Pétrels, albatros, houle de plus en plus longue, et la pureté du ciel après le passage d’un front… autant d’éléments annonciateurs, aux yeux avertis de Francis Joyon et d’une partie de son équipage, de l’entrée imminente dans les contrées désertiques du Grand Sud. L’anticyclone parqué (comme disent les anglais) sous l’Afrique du Sud, interdit pour l’heure d’emprunter la route traditionnelle vers le Cap de Bonne Espérance et qui passe aux environs de 45 degrés de latitude sud. IDEC SPORT rejoindra l’océan Indien en plongeant loin vers le 50ème parallèle. Il a paré dans la matinée les dernières terres à s’offrir aux regards de ses 6 hommes d’équipage, l’archipel volcanique de Tristan da Cunha. Un joli aperçu des merveilles à venir….
Gwéno à bonne école
La nuit dernière a été mouvementée à bord du maxi trimaran IDEC SPORT. L’antagonisme du vent et de la houle orientée l’un contre l’autre a rendu la route du Grand Sud quelque peu chaotique. Le travail des barreurs n’en a été que plus compliqué, et harassant aussi. Gwénolé Gahinet, une des étoiles montantes de la voile hauturière française, découvre chaque jour un peu plus les mille et une facettes de cette circumnavigation expresse à bord d’une des machines à voile les plus rapides de la planète. « Les quarts d’une heure et demi à la barre, avec la vitesse et les vagues désordonnées vous épuisent vite » traduit-il. « C’est grisant, et heureusement, IDEC SPORT est un bateau très sain qui pardonne beaucoup d’erreurs. Il faut être vigilant à ne pas se laisser embarquer sur une vague trop rapide. Nous sommes à 100%, mais toujours en limite d’une zone rouge à ne pas franchir, celle qui met en péril certains organes mécaniques du bateau. » Le mélange des expériences du bord prend alors tout son sens quand des garçons comme Bernard Stamm ou Alex Pella peuvent, avec Francis, partager leurs immenses vécus sur tous les océans du globe.

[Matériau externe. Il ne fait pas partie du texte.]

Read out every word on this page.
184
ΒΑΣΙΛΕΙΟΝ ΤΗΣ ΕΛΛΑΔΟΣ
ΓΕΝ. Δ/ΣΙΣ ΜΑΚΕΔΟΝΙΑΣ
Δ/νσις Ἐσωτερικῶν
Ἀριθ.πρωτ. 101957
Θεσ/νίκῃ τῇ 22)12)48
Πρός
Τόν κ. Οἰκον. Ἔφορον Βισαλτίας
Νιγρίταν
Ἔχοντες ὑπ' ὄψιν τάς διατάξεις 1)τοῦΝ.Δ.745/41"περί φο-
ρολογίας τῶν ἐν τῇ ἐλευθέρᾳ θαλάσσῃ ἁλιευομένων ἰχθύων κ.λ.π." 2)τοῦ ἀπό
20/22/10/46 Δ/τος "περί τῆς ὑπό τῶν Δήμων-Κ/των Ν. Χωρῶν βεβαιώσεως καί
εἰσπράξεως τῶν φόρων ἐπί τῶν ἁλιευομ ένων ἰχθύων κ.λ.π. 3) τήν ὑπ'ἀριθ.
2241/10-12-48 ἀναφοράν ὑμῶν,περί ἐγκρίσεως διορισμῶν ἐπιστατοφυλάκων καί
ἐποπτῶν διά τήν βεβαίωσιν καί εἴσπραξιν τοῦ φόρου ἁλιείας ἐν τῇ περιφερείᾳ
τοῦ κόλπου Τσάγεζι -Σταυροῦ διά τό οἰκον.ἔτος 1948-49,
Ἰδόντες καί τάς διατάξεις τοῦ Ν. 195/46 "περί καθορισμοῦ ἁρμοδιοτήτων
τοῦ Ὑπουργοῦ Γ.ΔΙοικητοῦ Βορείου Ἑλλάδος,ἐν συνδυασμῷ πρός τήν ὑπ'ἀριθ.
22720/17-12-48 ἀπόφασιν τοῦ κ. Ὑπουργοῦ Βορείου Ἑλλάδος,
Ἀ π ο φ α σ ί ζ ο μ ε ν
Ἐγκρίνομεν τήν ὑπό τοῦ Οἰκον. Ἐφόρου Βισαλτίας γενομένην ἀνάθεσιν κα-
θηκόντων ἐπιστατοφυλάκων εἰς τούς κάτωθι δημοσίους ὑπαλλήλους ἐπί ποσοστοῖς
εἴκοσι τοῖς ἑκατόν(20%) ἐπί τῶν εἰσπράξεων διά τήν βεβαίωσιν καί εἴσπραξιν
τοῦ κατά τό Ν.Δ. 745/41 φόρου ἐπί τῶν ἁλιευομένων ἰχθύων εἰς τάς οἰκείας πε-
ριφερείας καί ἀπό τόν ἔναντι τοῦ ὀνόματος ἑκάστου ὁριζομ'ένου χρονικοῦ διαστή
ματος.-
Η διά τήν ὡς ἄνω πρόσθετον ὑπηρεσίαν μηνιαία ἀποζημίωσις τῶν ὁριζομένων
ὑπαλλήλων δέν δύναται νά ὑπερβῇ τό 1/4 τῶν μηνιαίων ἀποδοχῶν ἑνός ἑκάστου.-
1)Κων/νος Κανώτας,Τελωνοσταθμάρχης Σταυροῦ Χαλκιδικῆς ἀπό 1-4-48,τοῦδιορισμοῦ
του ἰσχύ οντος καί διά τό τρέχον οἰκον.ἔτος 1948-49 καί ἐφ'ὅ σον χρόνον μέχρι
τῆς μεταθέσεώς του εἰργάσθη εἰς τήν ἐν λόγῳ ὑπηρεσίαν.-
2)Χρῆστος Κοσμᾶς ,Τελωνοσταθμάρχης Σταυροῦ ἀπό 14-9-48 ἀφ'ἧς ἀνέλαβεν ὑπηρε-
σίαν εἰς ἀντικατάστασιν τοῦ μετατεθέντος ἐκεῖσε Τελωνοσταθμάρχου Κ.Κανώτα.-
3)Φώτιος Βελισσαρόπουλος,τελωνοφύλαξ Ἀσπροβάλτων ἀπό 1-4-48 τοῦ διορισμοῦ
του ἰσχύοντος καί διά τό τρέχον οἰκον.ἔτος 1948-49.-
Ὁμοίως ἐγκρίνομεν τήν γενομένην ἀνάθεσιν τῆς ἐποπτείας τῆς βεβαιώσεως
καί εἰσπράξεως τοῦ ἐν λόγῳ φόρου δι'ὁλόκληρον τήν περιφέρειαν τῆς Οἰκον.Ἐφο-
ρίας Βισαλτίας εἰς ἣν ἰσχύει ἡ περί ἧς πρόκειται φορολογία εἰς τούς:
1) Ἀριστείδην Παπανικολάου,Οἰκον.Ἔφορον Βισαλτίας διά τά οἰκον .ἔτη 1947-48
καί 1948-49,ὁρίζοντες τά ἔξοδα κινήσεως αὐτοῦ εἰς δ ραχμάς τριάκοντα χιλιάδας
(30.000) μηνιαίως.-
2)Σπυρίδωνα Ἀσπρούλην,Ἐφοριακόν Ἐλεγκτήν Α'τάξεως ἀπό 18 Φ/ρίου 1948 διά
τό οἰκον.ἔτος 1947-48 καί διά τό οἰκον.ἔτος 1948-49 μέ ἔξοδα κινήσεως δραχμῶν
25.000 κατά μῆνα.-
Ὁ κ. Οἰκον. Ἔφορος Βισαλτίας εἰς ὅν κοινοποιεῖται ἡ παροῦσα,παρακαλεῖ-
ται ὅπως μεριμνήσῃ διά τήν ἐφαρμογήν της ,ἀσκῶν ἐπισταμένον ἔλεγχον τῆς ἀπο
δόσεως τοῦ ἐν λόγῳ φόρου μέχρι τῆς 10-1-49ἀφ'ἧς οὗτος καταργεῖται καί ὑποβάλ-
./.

Rejoindre les cinquantièmes hurlants
A moins de 1 500 milles du cap de Bonne Espérance, IDEC SPORT tient un tableau de marche toujours aussi rapide, sur une trajectoire des plus efficace. Francis Joyon, sans verser dans un optimisme béat, voit d’un oeil plutôt favorable sa gestion d’un Atlantique Sud peu coopératif avec les chasseurs de records. « Je pensais perdre davantage de temps dans le franchissement de cette zone de transition au large du Brésil » explique-t’il. Si nous parons Bonne Espérance avec une quinzaine d’heures de retard, ce sera pour nous un bilan satisfaisant. » Léger, équipé du « petit mât » construit pour l’exercice du solitaire lors de la dernière Route du Rhum, IDEC SPORT s’est jusqu’à présent montré parfaitement adapté aux conditions du parcours. « Nous pouvons exploiter tout le potentiel du bateau » souligne Gwéno, « et nous en apprenons chaque jour davantage sur son fonctionnement, sur des micro réglages… » A plus de 33 noeuds en VMG, (vitesse de rapprochement vers un point donné), IDEC SPORT s’enfonce dans les grandes solitudes maritimes, pour le plus grand bonheur des Gwéno, Bernard, Boris, Clément, Alex et Francis, tous habités de leur propre joie intérieure à l’idée des aventures à venir.